Rulebase, a New York start-up building AI agents for financial services, has launched a product it calls Revenue Agents: autonomous software that takes ownership of a customer onboarding or reactivation case and works it over the days or weeks a conversion can take.

The company said the agents have driven a 120% lift in recovered accounts and halved time-to-activation at fintechs in the US, EU and Africa, figures that are company-claimed and have not been independently audited.

The pitch targets a familiar gap in regulated onboarding. A merchant clears most of a verification check, stalls on one rejected document and is never chased to the finish. An approved account never funds. A customer transacts once and goes quiet.

Rulebase argues that the tools most fintechs run are built to close a single support interaction and move on, not to follow a customer across the weeks it takes to turn an approval into a live, paying account.

One agent per case

Revenue Agents sit on a new layer Rulebase calls the Customer Agent Runtime. By the company’s account, each agent is trained on a customer’s own policies, queues and data, and treats every objective, whether document collection, exception triage, reactivation outreach or service recovery, as a single long-lived task attached to the underlying business object: an application, a ticket, a transaction, a document.

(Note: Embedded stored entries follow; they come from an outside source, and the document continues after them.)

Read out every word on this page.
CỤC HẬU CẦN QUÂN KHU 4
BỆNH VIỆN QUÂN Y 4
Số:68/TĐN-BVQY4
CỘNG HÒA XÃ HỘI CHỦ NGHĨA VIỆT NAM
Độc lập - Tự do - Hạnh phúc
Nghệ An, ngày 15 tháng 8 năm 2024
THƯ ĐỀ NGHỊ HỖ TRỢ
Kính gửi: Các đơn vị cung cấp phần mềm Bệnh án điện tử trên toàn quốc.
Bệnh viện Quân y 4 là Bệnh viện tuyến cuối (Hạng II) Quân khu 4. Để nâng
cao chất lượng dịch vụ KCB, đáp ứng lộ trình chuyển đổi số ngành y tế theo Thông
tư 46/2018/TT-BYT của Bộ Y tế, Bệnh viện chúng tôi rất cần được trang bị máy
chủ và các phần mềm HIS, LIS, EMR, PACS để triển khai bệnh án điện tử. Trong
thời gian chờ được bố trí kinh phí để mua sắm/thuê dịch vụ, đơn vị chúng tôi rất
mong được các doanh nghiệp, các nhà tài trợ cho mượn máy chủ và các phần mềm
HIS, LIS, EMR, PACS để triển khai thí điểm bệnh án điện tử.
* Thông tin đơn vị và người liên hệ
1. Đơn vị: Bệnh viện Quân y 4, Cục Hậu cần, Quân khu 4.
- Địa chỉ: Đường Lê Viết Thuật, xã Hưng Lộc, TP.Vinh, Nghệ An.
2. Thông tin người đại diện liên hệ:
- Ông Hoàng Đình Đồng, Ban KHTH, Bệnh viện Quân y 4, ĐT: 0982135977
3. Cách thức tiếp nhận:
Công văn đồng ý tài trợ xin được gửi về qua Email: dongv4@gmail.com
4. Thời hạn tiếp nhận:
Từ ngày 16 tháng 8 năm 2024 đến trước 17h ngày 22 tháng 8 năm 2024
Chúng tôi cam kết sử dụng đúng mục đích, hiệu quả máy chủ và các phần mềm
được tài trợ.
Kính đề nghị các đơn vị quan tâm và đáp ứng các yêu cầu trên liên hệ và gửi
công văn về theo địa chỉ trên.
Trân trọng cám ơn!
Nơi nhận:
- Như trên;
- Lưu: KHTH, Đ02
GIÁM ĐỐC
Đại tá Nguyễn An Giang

The runtime, Rulebase said, stores the state, the evidence, the next step, the governing policy and the condition that counts as done.

The design is event-driven rather than a continuously running model. According to Rulebase, an agent wakes on a signal, takes or recommends the next action, records the result and waits, which it said keeps compute cost roughly in line with the value of each case rather than running idle model loops.

An action policy sets what each agent may draft, execute or escalate, and consequential customer-facing actions, the company said, require a human to approve them.

All of that is the company’s description of its own system. Rulebase has not said how many fintechs are running the runtime in production, at what volume, or shown independent testing of the design, so how the architecture holds up in a live regulated queue is not yet something an outside buyer can check.

Gideon Ebose - CEO @Rulebase
Gideon Ebose

“Every fintech is leaking revenue it has already won,” said Gideon Ebose, chief executive and co-founder of Rulebase. “Customers who clear verification but never go live. Accounts approved but never funded. Customers who transacted once and quietly went dormant. That revenue isn’t lost to bad decisions, but to follow-up work that nobody owns long enough to finish.”

Agents move into regulated work

The launch lands amid a wider shift. Through 2026, agentic AI, meaning systems that plan and act across a workflow rather than answer a single prompt, has moved from experimentation towards operational reality in banking back offices, running parts of KYC, AML screening and customer operations that were until recently manual, according to industry analysis of agentic AI in financial services.

That migration into regulated territory is where the caution sits. Model risk, auditability and the point at which a human signs off remain unsettled, and agents acting on onboarding and reactivation touch KYC, KYB and consumer-protection rules directly.

“If you don’t solve the guard function, I don’t see AI at scale in banks at all,” said Jouk Pleiter, founder and chief executive of banking software firm Backbase, in a note on agentic compliance in banking.

Rulebase’s answer is the built-in approval step and the action policy, human oversight where it counts, in Ebose’s phrasing. Whether that holds up under a regulator’s scrutiny, rather than a vendor’s, is not something a product launch can settle.

Built on an existing product

Revenue Agents extend a narrower product Rulebase already sells: AI that reviews 100% of customer interactions across voice, email and chat, against the 3% to 5% a manual quality-assurance team typically samples.

The company cited US business banking platform Rho as a customer that used that coverage to cut manual QA by roughly 90% while flagging four times more issues, again a company-stated figure.

The wider company is young and lightly capitalised. Rulebase was founded in 2024 and went through Y Combinator’s Fall 2024 batch, raising a $2.1 million pre-seed round led by Bowery Capital.

Set against that stage, it has not disclosed how many fintechs are running Revenue Agents, named the fintechs behind its recovery and activation figures, or released audited results, the detail a buyer in a regulated business would want before handing an agent a live onboarding queue.